Ten Years Away From Libya

Libya toughened us up after an indulgent few years in Asia. Both G and I have speculated that perhaps once we’d got through those first three months in Tripoli, we realized we could accomplish anything if we stuck together.

One of my strongest memories and perhaps a pivotal moment in our marriage involved G arriving home from a particularly harrowing day. We were in temporary housing and just about everything that could have gone wrong, had gone wrong. I didn’t have a car, a telephone, and we couldn’t find a permanent house. It was stinking hot and I was trying to entertain a 2 year old and 8 week old in a house that had recently hosted a goat as its guest. I felt like I was under house arrest.

We had been taken back in time. No cell/mobile phones and a very dodgy computer with an almost non existent network. The week had began with me infecting G’s entire workplace with an email virus. G had warned me not to open anything suspicious that arrived in my inbox and to be particularly careful with attachments as he really wasn’t meant to give me the password to the office network. I opened the wrong attachment.

I think that nasty little worm had done about two hours worth of damage before G came flying through the door saying “Disconnect from the network!” I couldn’t face any of his colleagues for over a week and it took his boss about a month before he could make eye contact with me again. Oh happy times.

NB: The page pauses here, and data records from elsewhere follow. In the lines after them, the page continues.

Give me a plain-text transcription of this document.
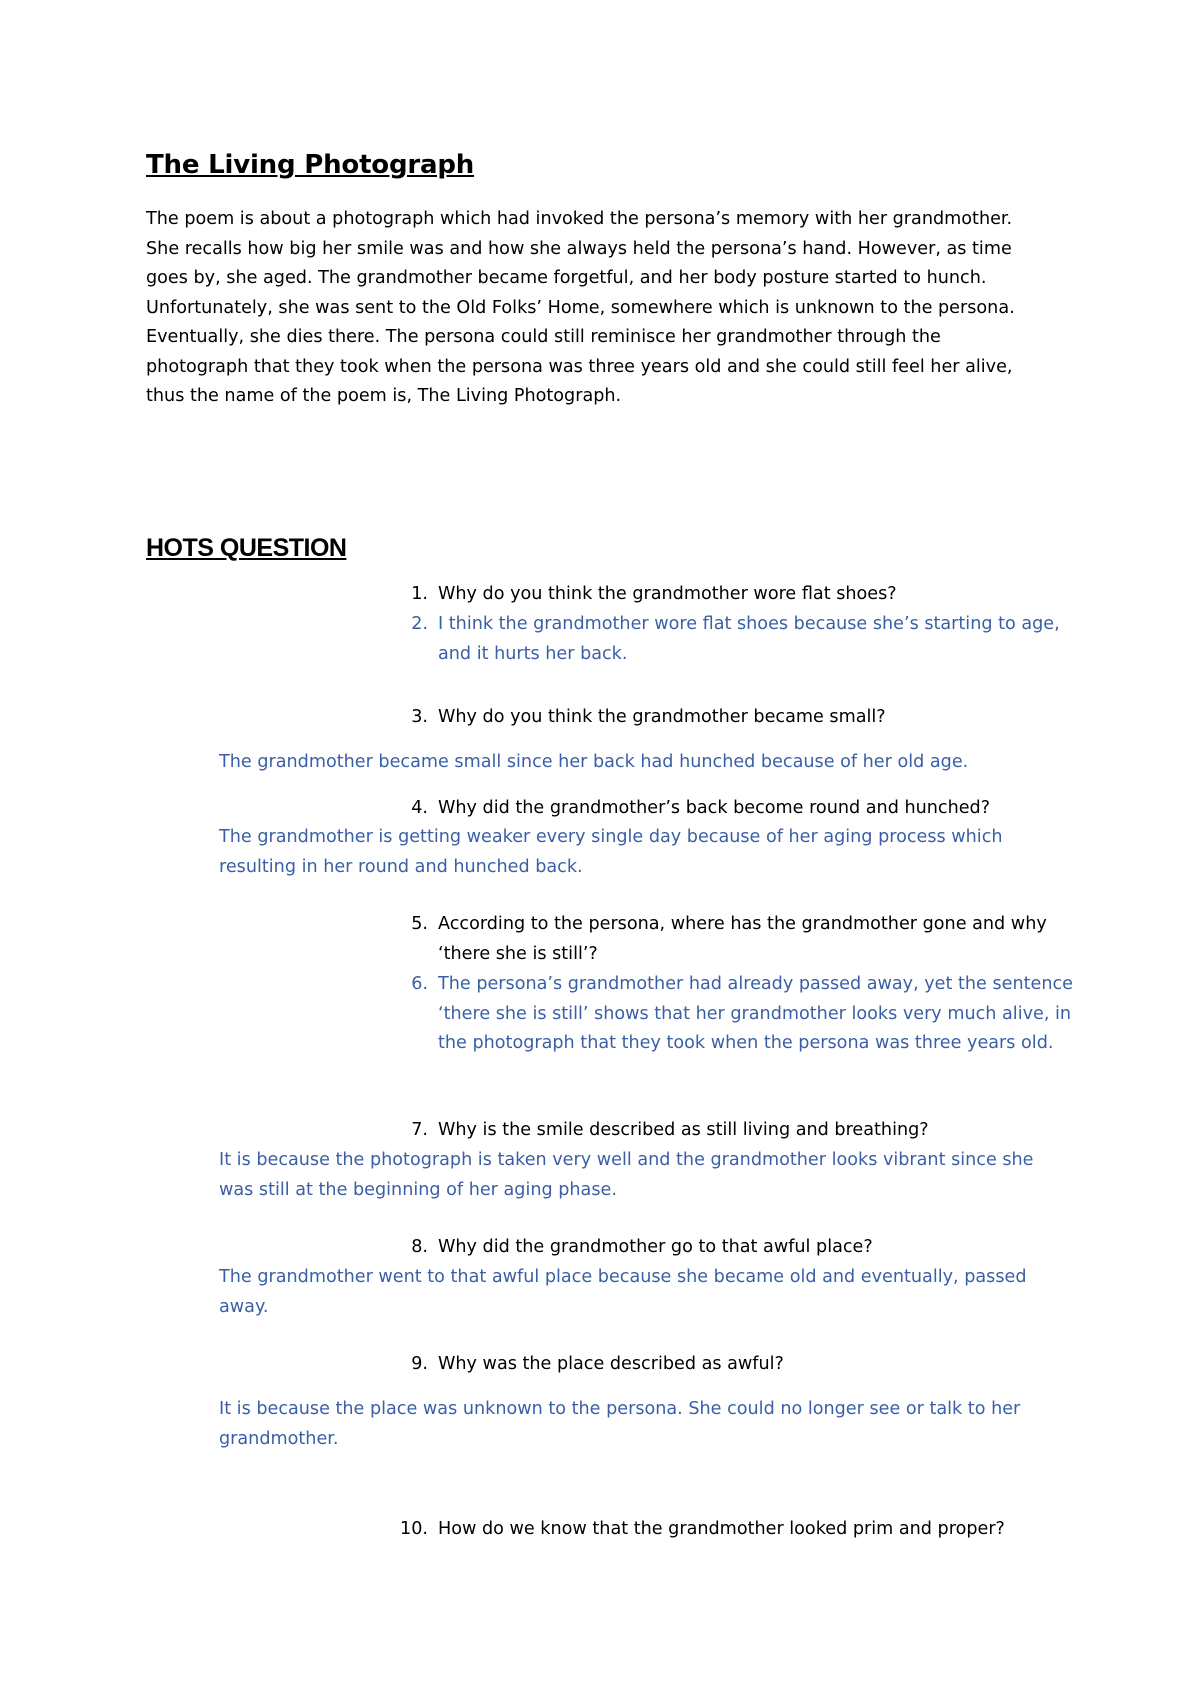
The Living Photograph

The poem is about a photograph which had invoked the persona’s memory with her grandmother. She recalls how big her smile was and how she always held the persona’s hand. However, as time goes by, she aged. The grandmother became forgetful, and her body posture started to hunch. Unfortunately, she was sent to the Old Folks’ Home, somewhere which is unknown to the persona. Eventually, she dies there. The persona could still reminisce her grandmother through the photograph that they took when the persona was three years old and she could still feel her alive, thus the name of the poem is, The Living Photograph.

HOTS QUESTION
1. Why do you think the grandmother wore flat shoes?
2. I think the grandmother wore flat shoes because she’s starting to age, and it hurts her back.
3. Why do you think the grandmother became small?

The grandmother became small since her back had hunched because of her old age.

4. Why did the grandmother’s back become round and hunched?

The grandmother is getting weaker every single day because of her aging process which resulting in her round and hunched back.

5. According to the persona, where has the grandmother gone and why ‘there she is still’?
6. The persona’s grandmother had already passed away, yet the sentence ‘there she is still’ shows that her grandmother looks very much alive, in the photograph that they took when the persona was three years old.
7. Why is the smile described as still living and breathing?

It is because the photograph is taken very well and the grandmother looks vibrant since she was still at the beginning of her aging phase.

8. Why did the grandmother go to that awful place?

The grandmother went to that awful place because she became old and eventually, passed away.

9. Why was the place described as awful?

It is because the place was unknown to the persona. She could no longer see or talk to her grandmother.

10. How do we know that the grandmother looked prim and proper?
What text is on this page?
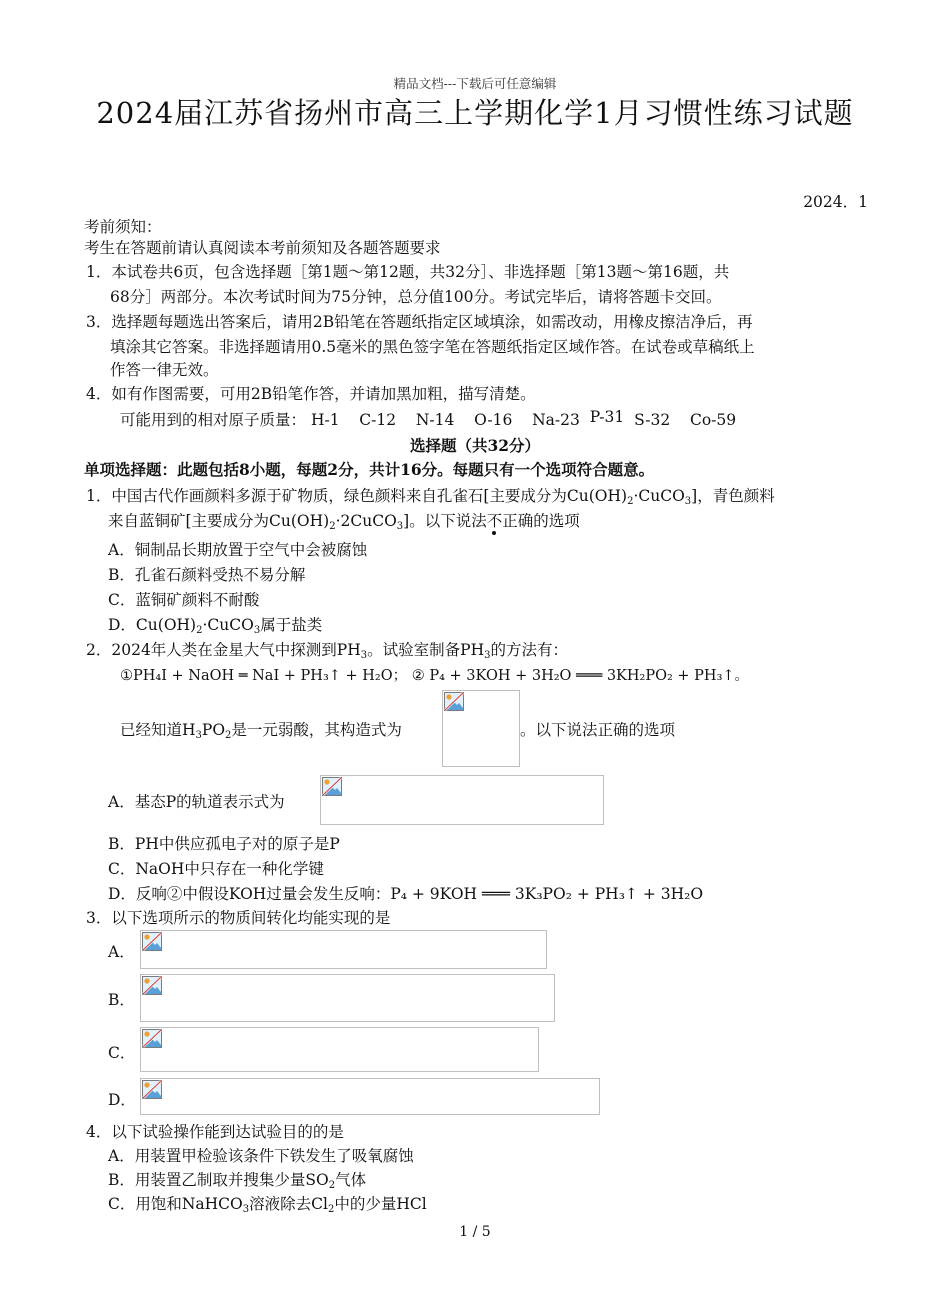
精品文档---下载后可任意编辑
2024届江苏省扬州市高三上学期化学1月习惯性练习试题
2024．1
考前须知：
考生在答题前请认真阅读本考前须知及各题答题要求
1．本试卷共6页，包含选择题［第1题～第12题，共32分］、非选择题［第13题～第16题，共
68分］两部分。本次考试时间为75分钟，总分值100分。考试完毕后，请将答题卡交回。
3．选择题每题选出答案后，请用2B铅笔在答题纸指定区域填涂，如需改动，用橡皮擦洁净后，再
填涂其它答案。非选择题请用0.5毫米的黑色签字笔在答题纸指定区域作答。在试卷或草稿纸上
作答一律无效。
4．如有作图需要，可用2B铅笔作答，并请加黑加粗，描写清楚。
可能用到的相对原子质量： H-1 C-12 N-14 O-16 Na-23 P-31 S-32 Co-59
选择题（共32分）
单项选择题：此题包括8小题，每题2分，共计16分。每题只有一个选项符合题意。
1．中国古代作画颜料多源于矿物质，绿色颜料来自孔雀石[主要成分为$Cu(OH)_2\cdot CuCO_3$]，青色颜料
来自蓝铜矿[主要成分为$Cu(OH)_2\cdot 2CuCO_3$]。以下说法不正确的选项
A．铜制品长期放置于空气中会被腐蚀
B．孔雀石颜料受热不易分解
C．蓝铜矿颜料不耐酸
D．$Cu(OH)_2\cdot CuCO_3$属于盐类
2．2024年人类在金星大气中探测到$PH_3$。试验室制备$PH_3$的方法有：
①PH₄I + NaOH ═ NaI + PH₃↑ + H₂O； ② P₄ + 3KOH + 3H₂O ═══ 3KH₂PO₂ + PH₃↑。
已经知道$H_3PO_2$是一元弱酸，其构造式为	。以下说法正确的选项
A．基态P的轨道表示式为
B．PH中供应孤电子对的原子是P
C．NaOH中只存在一种化学键
D．反响②中假设KOH过量会发生反响：P₄ + 9KOH ═══ 3K₃PO₂ + PH₃↑ + 3H₂O
3．以下选项所示的物质间转化均能实现的是
A．
B．
C．
D．
4．以下试验操作能到达试验目的的是
A．用装置甲检验该条件下铁发生了吸氧腐蚀
B．用装置乙制取并搜集少量$SO_2$气体
C．用饱和NaHCO$_3$溶液除去$Cl_2$中的少量HCl
1 / 5
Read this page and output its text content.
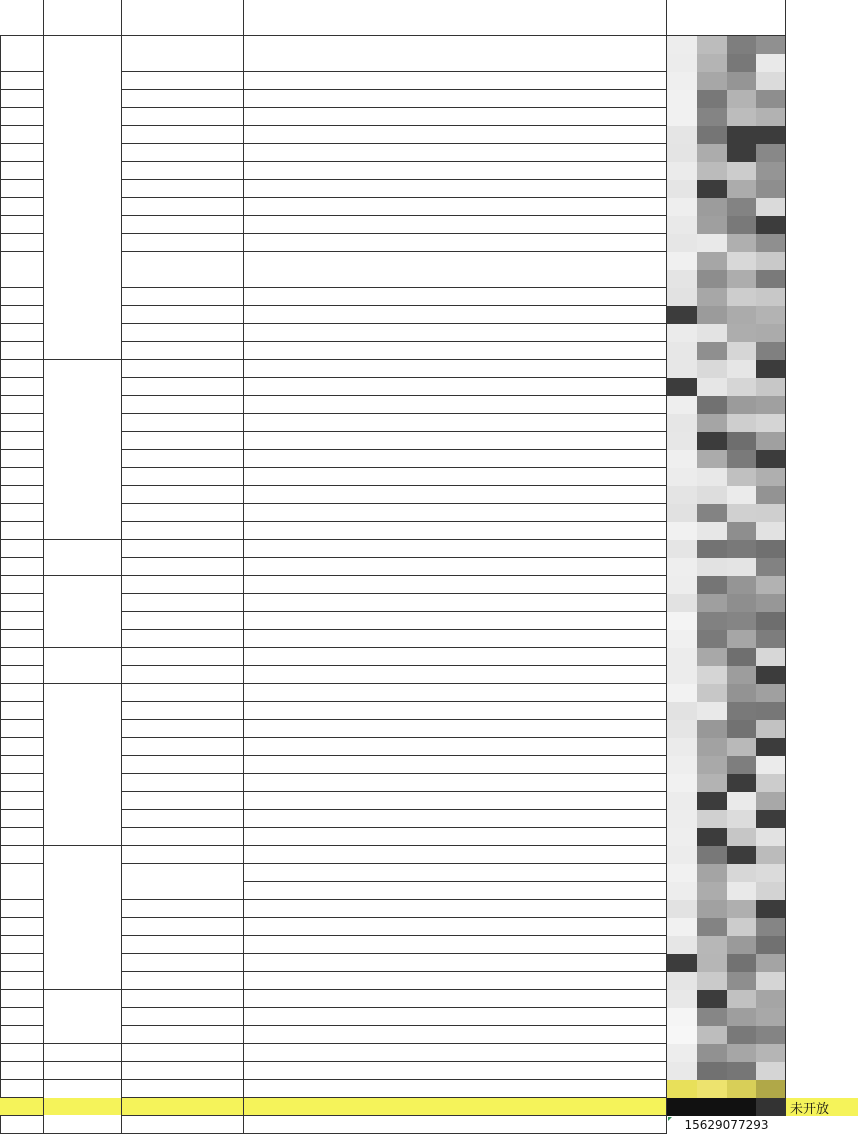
未开放
15629077293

In the same week we were of course told our shipment was yet again delayed, we’d been promised it would arrive weeks before. My visa hadn’t come through so an escape was out of the question and one of the girls was sick. There wasn’t a person left in Libya that hadn’t seen my boobs, the second little traveller was refusing to take a bottle and maybe because of the heat was feeding every couple of hours. We were all sleeping in the same room because we knew there was a rat (or two) wandering around the house.

I was desperate to get home, more than I’ve ever been before. I was lonely, pining for our life in Asia, and sick of peeling carrots that were the size of my finger. The only thing that kept me hanging on was we’d finally been taken to a house that we thought we could rent, I knew that once I could set up something of our own it would all get better. We just needed a home.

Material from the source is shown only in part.